Sovvenzionare i poveri, rimarca Hoppe, non fa che aumentare la povertà poiché si alimenta il vantaggio di non elevarsi mai da tale condizione. Leggere Hans Hermann Hoppe, così come Murray Rothbard, aiuta ad avere uno sguardo molto più lucido sugli assetti che si stanno consolidando dopo la pandemia, e che hanno portato – essenzialmente – ad una più netta demarcazione tra chi si pone a difesa delle libertà individuali e chi sogna una società iper sussidiata, coccolata in eternis nella culla comoda dello Stato.

Forse la posizione di Hoppe può sembrare estrema, ma è radicalizzando certi concetti che si può cogliere il messaggio trasmesso: l’eccessiva ingerenza dello Stato crea povertà, abbatte verso il basso la scelta dell’individuo e livella (in modo marxiano) gli uomini ad uno stadio primordiale di abbrutimento culturale, politico, economico.

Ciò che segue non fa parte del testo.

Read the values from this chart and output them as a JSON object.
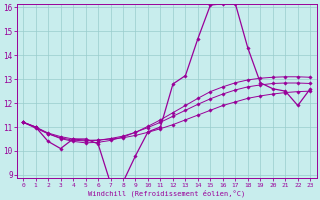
{
  "xlabel": "Windchill (Refroidissement éolien,°C)",
  "ylabel": "",
  "bg_color": "#c8eded",
  "line_color": "#990099",
  "grid_color": "#99cccc",
  "xlim": [
    -0.5,
    23.5
  ],
  "ylim": [
    9,
    16
  ],
  "yticks": [
    9,
    10,
    11,
    12,
    13,
    14,
    15,
    16
  ],
  "xticks": [
    0,
    1,
    2,
    3,
    4,
    5,
    6,
    7,
    8,
    9,
    10,
    11,
    12,
    13,
    14,
    15,
    16,
    17,
    18,
    19,
    20,
    21,
    22,
    23
  ],
  "x": [
    0,
    1,
    2,
    3,
    4,
    5,
    6,
    7,
    8,
    9,
    10,
    11,
    12,
    13,
    14,
    15,
    16,
    17,
    18,
    19,
    20,
    21,
    22,
    23
  ],
  "y_jagged": [
    11.2,
    11.0,
    10.4,
    10.1,
    10.5,
    10.5,
    10.3,
    8.65,
    8.7,
    9.8,
    10.8,
    11.0,
    12.8,
    13.15,
    14.7,
    16.1,
    16.15,
    16.15,
    14.3,
    12.85,
    12.6,
    12.5,
    11.9,
    12.6
  ],
  "y_smooth1": [
    11.2,
    11.0,
    10.75,
    10.6,
    10.5,
    10.45,
    10.45,
    10.5,
    10.55,
    10.65,
    10.78,
    10.93,
    11.1,
    11.3,
    11.5,
    11.7,
    11.9,
    12.05,
    12.2,
    12.3,
    12.38,
    12.44,
    12.48,
    12.5
  ],
  "y_smooth2": [
    11.2,
    11.0,
    10.72,
    10.55,
    10.45,
    10.42,
    10.45,
    10.52,
    10.62,
    10.78,
    10.98,
    11.2,
    11.45,
    11.7,
    11.95,
    12.18,
    12.38,
    12.55,
    12.68,
    12.76,
    12.82,
    12.84,
    12.84,
    12.82
  ],
  "y_smooth3": [
    11.2,
    10.95,
    10.72,
    10.52,
    10.4,
    10.34,
    10.36,
    10.44,
    10.58,
    10.78,
    11.03,
    11.3,
    11.6,
    11.9,
    12.2,
    12.48,
    12.68,
    12.85,
    12.97,
    13.04,
    13.08,
    13.1,
    13.1,
    13.08
  ]
}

E da noi, la musica è anche peggiore. Ci troviamo immersi all’interno di una società misurata, livellata, appiattita, ove ogni sussulto di intelligenza viene bollato come prevaricazione, e la meritocrazia è collocata nel regno delle belle frasi da utilizzare in un talk show con la gamba accavallata dimenticando che la stessa si realizza solo con la libera competizione; da noi si vive il retaggio culturale del Partito Comunista in tutte le sue evoluzioni e rivoli, quella sinistra fatta di vip e super-radical alla ricerca di un proprio elettorato e che spinge sempre di più (per propria indole storica) verso una “logica del conflitto” esplicandosi in vari tipi: uomo/donna, lavoratore/datore, etero/gay, genitore/figli, bianco/nero, giallo/rosso, verde/azzurro, mozzarella/prosciutto, e via dicendo in un susseguirsi di qualunquismo nauseabondo ove il massimo esempio di maturità politica si esplica nel mettere a testa in giù un libro.

Ben venga, allora, la freschezza provocatoria di Hoppe che ci fa assaporare la sensazione di una società più “leggera” e sicuramente libera da tanti vincoli, spesso ideologici, di cui possiamo fare molto volentieri a meno.